CAGEN Challenge Guidelines

  1. Challenges should specify tasks that, if achieved, would imply that significant improvements in the state of the art have been made. The descriptions should as much as possible be agnostic as to the approach: circuit design, organism used, etc. should not be specified. On the other hand, it should be clear from the stated metrics that the task is not doable without a robust design.
  2. Challenge descriptions will be posted on the CAGEN website along with discussion threads for at least one month. The descriptions can be be revised during this time.
  3. The author/moderator can request that the challenge be approved by the CAGEN board, after which time it is posted as an official challenge.
  4. Changes to the challenge description can be made yearly, after the awards (if any) for that year are made.
  5. Contestants submit publishable work to CAGEN along with a description of how the work addresses the challenge. There will be a yearly due-date.
  6. The CAGEN board assigns reviewers for each challenge. The reviewers use the metrics defined in the challenge description to evaluate each proposal. The following outcomes are possible:
    1. No award: none of the submissions significantly improve the state of the art.
    2. A single award: one of the submissions meets the metrics in the challenge and substantially improves the state of the art.
    3. A tie: multiple submissions offer a similar level of improvement on the state of the art.

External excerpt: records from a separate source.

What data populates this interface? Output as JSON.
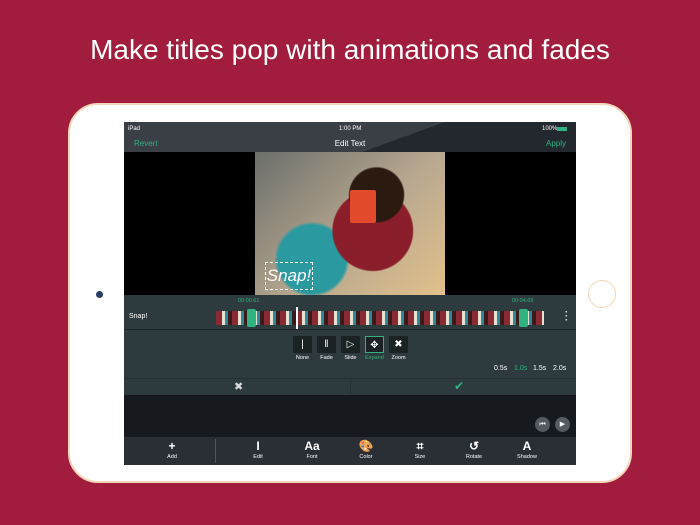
{
  "headline": "Make titles pop with animations and fades",
  "status": {
    "device": "iPad",
    "time": "1:00 PM",
    "battery": "100%"
  },
  "nav": {
    "revert": "Revert",
    "title": "Edit Text",
    "apply": "Apply"
  },
  "video": {
    "caption": "Snap!"
  },
  "timeline": {
    "label": "Snap!",
    "start": "00:00.61",
    "end": "00:04.65"
  },
  "transitions": [
    {
      "label": "None",
      "icon": "none-icon",
      "glyph": "|",
      "selected": false
    },
    {
      "label": "Fade",
      "icon": "fade-icon",
      "glyph": "‖",
      "selected": false
    },
    {
      "label": "Slide",
      "icon": "slide-icon",
      "glyph": "▷",
      "selected": false
    },
    {
      "label": "Expand",
      "icon": "expand-icon",
      "glyph": "✥",
      "selected": true
    },
    {
      "label": "Zoom",
      "icon": "zoom-icon",
      "glyph": "✖",
      "selected": false
    }
  ],
  "durations": [
    {
      "label": "0.5s",
      "selected": false
    },
    {
      "label": "1.0s",
      "selected": true
    },
    {
      "label": "1.5s",
      "selected": false
    },
    {
      "label": "2.0s",
      "selected": false
    }
  ],
  "actions": {
    "cancel": "✖",
    "confirm": "✔"
  },
  "playback": {
    "rewind": "⏮",
    "play": "▶"
  },
  "toolbar": [
    {
      "label": "Add",
      "glyph": "+"
    },
    {
      "label": "Edit",
      "glyph": "I"
    },
    {
      "label": "Font",
      "glyph": "Aa"
    },
    {
      "label": "Color",
      "glyph": "🎨"
    },
    {
      "label": "Size",
      "glyph": "⌗"
    },
    {
      "label": "Rotate",
      "glyph": "↺"
    },
    {
      "label": "Shadow",
      "glyph": "A"
    }
  ],
  "colors": {
    "background": "#a21d3d",
    "accent": "#2fb380"
  }
}
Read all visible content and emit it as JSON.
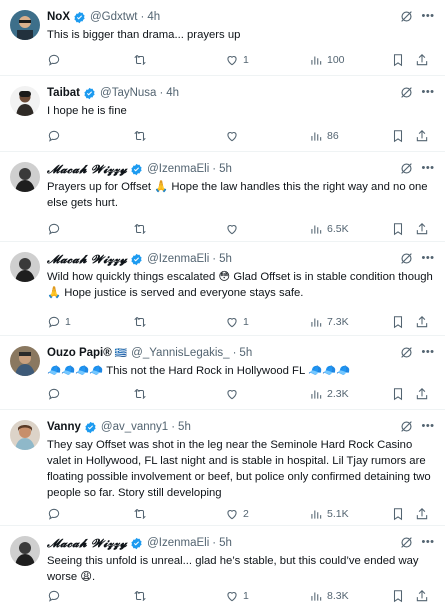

CAGEN Challenge Proposals: 2011-12

The following challenges have been proposed as possible CAGEN challenges for 2011-12.

Robust Gene Response

Synopsis: The goal of this challenge is to design a circuit that can express a fluorescent protein at a controlled level upon the introduction of a chemical inducer, with minimal variation in expression between cells and in multiple contexts. At conditions yielding maximum expression, the circuit should quickly bring the volume-normalized fluorescence from 1X to 10X in response to the addition of an inducer of the designer's choice. The circuit must work at multiple temperatures, with minimal variation in the fluorescence over time, operating temperature and cell choice.

Motivation: Current synthetic circuits demonstrate large variability in expression level when operating different contexts and this limits the ability of synthetic biologists to build on designs performed by other groups. By designing circuits that demonstrate highly repeatable performance over a range of operating conditions, it will be possible to make better use of designs in a modular fashion.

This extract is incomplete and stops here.